Asana (ASAN) incurred a loss of $0.22 per share in 4Q, compared to the $0.26 loss per share estimated by analysts. The company recorded a loss of $0.27 per share in the same quarter last year.
Total revenue came in at $68.4 million, topping analysts’ expectations of $62.68 million and rising 57% year-over-year. (See Asana stock analysis on TipRanks)
Asana CEO Dustin Moskovitz said, “We now have over 93,000 paying customers and over 1.5 million paid users who trust Asana to provide the real-time clarity their teams need to do their best work.”
For the fiscal year 2022, the company anticipates total revenue of $309 million to $314 million, which would represent year-over-year growth of 36% to 38%.
For the fiscal 1Q, the company projects revenue to be in the range of $69.5 million to $70.5 million, versus the consensus estimate of $65.57 million. Adjusted loss per share is expected to land between $0.27 and $0.26, versus the loss of $0.26 per share estimated by analysts.

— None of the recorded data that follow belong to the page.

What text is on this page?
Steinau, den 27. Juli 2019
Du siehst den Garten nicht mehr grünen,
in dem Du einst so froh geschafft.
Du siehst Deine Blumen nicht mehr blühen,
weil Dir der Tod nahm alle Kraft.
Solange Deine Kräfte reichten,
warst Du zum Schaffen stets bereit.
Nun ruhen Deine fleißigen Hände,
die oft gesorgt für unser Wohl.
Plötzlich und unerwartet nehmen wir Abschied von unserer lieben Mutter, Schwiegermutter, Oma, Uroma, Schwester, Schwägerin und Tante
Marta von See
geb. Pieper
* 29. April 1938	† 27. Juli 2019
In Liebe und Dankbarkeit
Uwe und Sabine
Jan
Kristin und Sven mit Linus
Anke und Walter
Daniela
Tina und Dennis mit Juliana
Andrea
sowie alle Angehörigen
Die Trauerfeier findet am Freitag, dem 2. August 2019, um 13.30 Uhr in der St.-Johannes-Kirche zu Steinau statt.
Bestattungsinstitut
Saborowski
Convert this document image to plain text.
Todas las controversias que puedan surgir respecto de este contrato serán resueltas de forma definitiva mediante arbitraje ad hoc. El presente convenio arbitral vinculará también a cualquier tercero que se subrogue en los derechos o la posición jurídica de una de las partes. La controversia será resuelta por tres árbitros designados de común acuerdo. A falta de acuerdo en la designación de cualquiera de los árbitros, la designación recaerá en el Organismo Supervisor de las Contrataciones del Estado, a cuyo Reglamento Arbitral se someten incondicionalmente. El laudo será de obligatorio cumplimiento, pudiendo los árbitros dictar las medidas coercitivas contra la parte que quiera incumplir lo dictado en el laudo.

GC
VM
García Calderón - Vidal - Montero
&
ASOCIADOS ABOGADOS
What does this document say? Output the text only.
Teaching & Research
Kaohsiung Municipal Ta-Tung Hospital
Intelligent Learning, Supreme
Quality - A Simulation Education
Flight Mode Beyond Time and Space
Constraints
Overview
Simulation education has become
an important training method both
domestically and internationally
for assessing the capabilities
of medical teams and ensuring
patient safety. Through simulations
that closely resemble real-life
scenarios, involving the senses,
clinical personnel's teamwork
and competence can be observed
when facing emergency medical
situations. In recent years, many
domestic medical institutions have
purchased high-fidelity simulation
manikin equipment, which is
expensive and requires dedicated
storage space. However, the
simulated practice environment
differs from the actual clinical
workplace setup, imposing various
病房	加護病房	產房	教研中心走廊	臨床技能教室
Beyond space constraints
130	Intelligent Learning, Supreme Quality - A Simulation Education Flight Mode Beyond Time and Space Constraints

Following the fiscal 4Q results, Oppenheimer analyst Ittai Kidron maintained a Buy rating and a price target of $41 (28.5% upside potential) on the stock.
The analyst said, “Asana delivered a strong encore as a public company, with strong growth in large accounts and high retention rates.”
What’s more, “the company plans to invest heavily into their Enterprise GTM capabilities, and while this will pressure margins in the NT,” Kidron remains “encouraged by the opportunity Asana has going forward and remain bullish.”
The consensus rating among analysts is a Strong Buy based on 3 Buys and 1 Hold. The average analyst price target stands at $38.25 and implies upside potential of almost 20% to current levels. Shares have gained nearly 11% over the past year.
Asana scores an 8 out of 10 from TipRanks’ Smart Score rating system, indicating that the stock has strong potential to outperform market expectations.